Ruined castle in County Mayo, Ireland

Doon Castle was a fortified dwelling situated on a hill in the townland of the same name, in the parish of Aughagower, approximately four miles from Westport in County Mayo.

==History==
In 1133, Cormac MacCarthy and Conor O'Brien invaded Connaught and plundered much of the country, destroying Dún Mughdhord (Doon Castle) and Dunmore.

The Norman castle of Doon appears to have been built on the site of the old Irish Dún Mughdhord, The castle has almost disappeared. in the townland of Dooncastle. According to local accounts, the stones of the castle were used by Lord Sligo in the building of Westport House.

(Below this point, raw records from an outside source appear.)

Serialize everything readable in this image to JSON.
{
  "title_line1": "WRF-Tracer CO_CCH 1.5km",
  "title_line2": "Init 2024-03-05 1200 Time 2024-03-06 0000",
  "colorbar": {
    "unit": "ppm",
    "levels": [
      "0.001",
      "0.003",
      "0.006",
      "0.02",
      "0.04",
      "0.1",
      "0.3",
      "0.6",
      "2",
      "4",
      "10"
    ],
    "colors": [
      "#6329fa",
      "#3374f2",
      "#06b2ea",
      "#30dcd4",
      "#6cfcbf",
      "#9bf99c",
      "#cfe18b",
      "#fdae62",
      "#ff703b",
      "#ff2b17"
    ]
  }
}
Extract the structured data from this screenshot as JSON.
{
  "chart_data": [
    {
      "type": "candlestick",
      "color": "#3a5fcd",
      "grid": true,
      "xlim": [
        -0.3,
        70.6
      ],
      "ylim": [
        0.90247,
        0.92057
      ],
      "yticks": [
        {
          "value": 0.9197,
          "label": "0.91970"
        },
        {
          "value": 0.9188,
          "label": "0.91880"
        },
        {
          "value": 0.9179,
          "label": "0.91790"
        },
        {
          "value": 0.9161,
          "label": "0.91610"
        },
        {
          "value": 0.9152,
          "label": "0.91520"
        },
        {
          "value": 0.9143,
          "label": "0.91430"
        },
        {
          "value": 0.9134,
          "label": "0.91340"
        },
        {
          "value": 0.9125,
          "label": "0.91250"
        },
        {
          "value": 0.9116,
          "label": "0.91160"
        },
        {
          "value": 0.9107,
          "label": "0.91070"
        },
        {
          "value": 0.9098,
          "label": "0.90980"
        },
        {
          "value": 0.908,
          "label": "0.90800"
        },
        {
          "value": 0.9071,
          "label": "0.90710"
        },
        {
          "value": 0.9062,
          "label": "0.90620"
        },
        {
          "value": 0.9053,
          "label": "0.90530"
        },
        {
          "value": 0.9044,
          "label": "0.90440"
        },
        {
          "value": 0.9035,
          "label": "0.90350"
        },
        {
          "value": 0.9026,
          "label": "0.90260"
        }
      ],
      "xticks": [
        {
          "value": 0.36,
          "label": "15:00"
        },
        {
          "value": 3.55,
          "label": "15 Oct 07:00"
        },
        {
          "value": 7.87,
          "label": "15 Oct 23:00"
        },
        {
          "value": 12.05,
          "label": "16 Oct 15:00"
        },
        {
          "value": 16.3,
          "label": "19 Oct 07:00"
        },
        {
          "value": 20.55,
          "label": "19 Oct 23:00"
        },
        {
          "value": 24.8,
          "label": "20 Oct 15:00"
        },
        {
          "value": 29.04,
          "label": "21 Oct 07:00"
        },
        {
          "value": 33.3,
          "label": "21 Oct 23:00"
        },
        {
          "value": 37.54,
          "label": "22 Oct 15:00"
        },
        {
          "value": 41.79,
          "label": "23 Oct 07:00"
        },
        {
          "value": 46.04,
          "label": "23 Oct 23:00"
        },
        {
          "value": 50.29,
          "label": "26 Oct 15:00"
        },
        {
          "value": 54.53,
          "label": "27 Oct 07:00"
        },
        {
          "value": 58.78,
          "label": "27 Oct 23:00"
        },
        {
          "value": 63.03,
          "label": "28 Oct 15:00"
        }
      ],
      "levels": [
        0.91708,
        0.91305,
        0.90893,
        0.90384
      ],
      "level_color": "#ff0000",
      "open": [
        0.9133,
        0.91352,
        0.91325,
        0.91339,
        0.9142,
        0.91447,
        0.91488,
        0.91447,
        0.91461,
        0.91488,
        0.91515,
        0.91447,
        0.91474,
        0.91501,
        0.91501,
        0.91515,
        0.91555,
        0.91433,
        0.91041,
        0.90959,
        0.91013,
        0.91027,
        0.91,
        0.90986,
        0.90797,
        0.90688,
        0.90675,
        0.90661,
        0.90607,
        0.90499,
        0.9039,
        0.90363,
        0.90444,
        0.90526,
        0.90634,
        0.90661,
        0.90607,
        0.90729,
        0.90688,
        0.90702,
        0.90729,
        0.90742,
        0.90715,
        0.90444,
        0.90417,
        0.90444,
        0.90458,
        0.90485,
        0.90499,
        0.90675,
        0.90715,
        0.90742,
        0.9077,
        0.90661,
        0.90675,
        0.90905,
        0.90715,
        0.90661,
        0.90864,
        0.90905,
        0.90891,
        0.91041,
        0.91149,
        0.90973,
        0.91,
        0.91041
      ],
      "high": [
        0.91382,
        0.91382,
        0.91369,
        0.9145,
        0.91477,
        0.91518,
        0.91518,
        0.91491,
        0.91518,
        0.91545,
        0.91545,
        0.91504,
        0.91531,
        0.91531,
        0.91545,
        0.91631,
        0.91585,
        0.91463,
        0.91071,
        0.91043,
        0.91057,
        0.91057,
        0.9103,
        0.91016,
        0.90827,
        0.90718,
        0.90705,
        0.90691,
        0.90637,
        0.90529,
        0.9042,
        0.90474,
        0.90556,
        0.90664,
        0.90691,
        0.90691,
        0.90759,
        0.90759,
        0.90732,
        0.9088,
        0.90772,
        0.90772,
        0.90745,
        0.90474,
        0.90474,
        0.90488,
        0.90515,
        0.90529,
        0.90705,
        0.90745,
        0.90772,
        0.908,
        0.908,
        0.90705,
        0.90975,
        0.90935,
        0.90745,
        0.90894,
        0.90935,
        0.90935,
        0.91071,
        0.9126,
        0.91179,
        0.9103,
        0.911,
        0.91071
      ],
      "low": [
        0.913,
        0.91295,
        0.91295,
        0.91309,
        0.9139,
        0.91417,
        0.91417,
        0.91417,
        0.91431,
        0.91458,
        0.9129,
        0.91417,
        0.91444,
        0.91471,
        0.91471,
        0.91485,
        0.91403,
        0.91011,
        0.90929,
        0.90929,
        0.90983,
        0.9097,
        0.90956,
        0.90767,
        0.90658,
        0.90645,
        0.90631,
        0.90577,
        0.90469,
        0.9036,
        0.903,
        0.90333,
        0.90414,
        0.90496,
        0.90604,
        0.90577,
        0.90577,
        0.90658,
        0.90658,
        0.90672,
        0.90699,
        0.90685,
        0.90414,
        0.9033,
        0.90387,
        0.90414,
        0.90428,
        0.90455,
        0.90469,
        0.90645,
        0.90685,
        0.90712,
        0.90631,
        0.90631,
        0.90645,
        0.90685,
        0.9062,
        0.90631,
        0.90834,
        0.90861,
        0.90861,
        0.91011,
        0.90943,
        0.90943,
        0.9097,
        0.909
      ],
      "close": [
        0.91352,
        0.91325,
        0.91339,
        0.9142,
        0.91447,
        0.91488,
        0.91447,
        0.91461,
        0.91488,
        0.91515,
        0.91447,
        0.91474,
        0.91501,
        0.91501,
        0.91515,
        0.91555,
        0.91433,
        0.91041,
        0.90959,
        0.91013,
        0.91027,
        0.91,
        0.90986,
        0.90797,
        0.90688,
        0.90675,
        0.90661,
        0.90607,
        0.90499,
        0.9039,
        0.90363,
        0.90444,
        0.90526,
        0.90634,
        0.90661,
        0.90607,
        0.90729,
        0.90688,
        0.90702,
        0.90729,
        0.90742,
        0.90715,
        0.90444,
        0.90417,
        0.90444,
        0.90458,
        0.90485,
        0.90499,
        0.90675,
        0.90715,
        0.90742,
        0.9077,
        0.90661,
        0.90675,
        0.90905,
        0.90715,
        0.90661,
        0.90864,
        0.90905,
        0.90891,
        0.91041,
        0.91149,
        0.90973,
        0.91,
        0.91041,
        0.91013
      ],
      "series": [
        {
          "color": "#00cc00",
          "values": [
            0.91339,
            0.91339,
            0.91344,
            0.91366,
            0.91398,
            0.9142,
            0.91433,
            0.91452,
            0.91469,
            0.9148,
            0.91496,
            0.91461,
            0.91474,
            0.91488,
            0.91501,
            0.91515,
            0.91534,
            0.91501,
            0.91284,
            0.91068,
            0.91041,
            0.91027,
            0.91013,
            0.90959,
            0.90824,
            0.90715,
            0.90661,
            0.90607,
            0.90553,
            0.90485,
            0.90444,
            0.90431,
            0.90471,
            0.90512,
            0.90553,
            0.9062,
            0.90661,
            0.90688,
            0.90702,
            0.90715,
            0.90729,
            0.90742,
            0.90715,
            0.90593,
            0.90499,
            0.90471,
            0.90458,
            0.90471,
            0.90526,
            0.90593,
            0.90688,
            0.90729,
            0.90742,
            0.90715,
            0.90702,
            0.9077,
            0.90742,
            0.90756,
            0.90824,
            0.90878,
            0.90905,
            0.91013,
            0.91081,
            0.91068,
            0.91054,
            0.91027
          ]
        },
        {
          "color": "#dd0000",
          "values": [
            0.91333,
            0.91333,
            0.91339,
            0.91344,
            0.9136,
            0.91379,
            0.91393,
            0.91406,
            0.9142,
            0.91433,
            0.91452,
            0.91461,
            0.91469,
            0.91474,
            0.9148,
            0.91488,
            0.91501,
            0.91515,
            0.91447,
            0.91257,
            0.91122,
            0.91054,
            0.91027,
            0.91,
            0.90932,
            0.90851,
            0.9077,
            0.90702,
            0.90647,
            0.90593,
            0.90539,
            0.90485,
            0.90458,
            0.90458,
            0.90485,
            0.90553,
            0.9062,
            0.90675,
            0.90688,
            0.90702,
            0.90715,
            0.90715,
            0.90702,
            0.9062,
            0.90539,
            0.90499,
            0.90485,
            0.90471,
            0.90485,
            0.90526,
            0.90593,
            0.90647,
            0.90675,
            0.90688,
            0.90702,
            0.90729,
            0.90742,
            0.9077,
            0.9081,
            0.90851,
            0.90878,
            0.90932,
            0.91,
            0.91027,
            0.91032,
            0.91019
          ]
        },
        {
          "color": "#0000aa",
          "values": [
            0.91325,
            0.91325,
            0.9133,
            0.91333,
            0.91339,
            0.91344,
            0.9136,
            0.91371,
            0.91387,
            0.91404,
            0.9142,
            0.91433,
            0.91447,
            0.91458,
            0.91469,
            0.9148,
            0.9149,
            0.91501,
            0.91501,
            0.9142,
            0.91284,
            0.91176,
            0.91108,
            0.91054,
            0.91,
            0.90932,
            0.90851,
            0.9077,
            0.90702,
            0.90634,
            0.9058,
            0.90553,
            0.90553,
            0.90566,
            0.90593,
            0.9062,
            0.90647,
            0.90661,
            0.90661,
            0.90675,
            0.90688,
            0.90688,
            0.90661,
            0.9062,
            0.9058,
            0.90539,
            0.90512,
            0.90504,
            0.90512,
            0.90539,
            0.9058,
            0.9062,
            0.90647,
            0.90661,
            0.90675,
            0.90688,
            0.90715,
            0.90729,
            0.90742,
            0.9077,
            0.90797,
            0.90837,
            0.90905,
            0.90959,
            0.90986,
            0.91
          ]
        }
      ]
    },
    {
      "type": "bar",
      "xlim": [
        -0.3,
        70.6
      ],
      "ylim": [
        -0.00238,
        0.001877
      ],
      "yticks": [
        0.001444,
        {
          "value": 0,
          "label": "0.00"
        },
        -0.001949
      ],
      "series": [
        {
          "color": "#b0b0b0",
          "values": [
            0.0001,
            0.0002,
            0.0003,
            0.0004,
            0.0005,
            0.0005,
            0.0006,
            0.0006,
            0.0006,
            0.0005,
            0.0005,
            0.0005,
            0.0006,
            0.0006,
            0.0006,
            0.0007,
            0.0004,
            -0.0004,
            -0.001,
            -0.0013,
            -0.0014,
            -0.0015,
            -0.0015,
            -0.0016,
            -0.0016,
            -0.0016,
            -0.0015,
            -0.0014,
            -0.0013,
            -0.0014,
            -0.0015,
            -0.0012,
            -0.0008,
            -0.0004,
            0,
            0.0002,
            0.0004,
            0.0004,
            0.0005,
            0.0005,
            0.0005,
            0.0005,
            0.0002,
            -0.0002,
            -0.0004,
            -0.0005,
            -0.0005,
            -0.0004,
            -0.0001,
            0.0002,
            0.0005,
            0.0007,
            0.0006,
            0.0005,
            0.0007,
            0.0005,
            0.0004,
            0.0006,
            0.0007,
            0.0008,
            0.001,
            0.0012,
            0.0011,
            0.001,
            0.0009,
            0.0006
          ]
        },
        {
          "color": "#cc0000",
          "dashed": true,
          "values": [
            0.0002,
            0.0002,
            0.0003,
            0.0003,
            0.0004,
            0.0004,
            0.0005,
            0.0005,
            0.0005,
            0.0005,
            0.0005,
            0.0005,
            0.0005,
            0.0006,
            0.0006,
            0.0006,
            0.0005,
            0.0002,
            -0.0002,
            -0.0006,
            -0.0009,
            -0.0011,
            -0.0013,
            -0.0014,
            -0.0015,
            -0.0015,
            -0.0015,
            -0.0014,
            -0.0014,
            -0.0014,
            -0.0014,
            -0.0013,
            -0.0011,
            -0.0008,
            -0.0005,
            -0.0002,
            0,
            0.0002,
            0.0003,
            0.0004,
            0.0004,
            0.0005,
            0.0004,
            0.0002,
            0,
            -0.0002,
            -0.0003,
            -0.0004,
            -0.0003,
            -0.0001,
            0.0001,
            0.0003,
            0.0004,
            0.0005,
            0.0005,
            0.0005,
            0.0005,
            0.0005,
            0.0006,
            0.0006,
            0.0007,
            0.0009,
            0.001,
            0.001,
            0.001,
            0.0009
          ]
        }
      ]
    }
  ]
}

According to Knox, the MacPhilbins held the castles of Ayle and Aghle and Doon in the Barony of Burrishoole and Bellabourke and the New Castle near Castlebar in the Barony of Carra.

==Situation==
The castle is on a hill 150 feet in height and gave excellent views to the northeast to Islandeady and Aille, where the other McPhilpin castles were. The space on the hill is in the shape of an ellipse 40-60 yards x 20 yards. The castle was rectangular and measured about 40 feet x 27 feet. The space between the main castle and the outer fortifications was not great.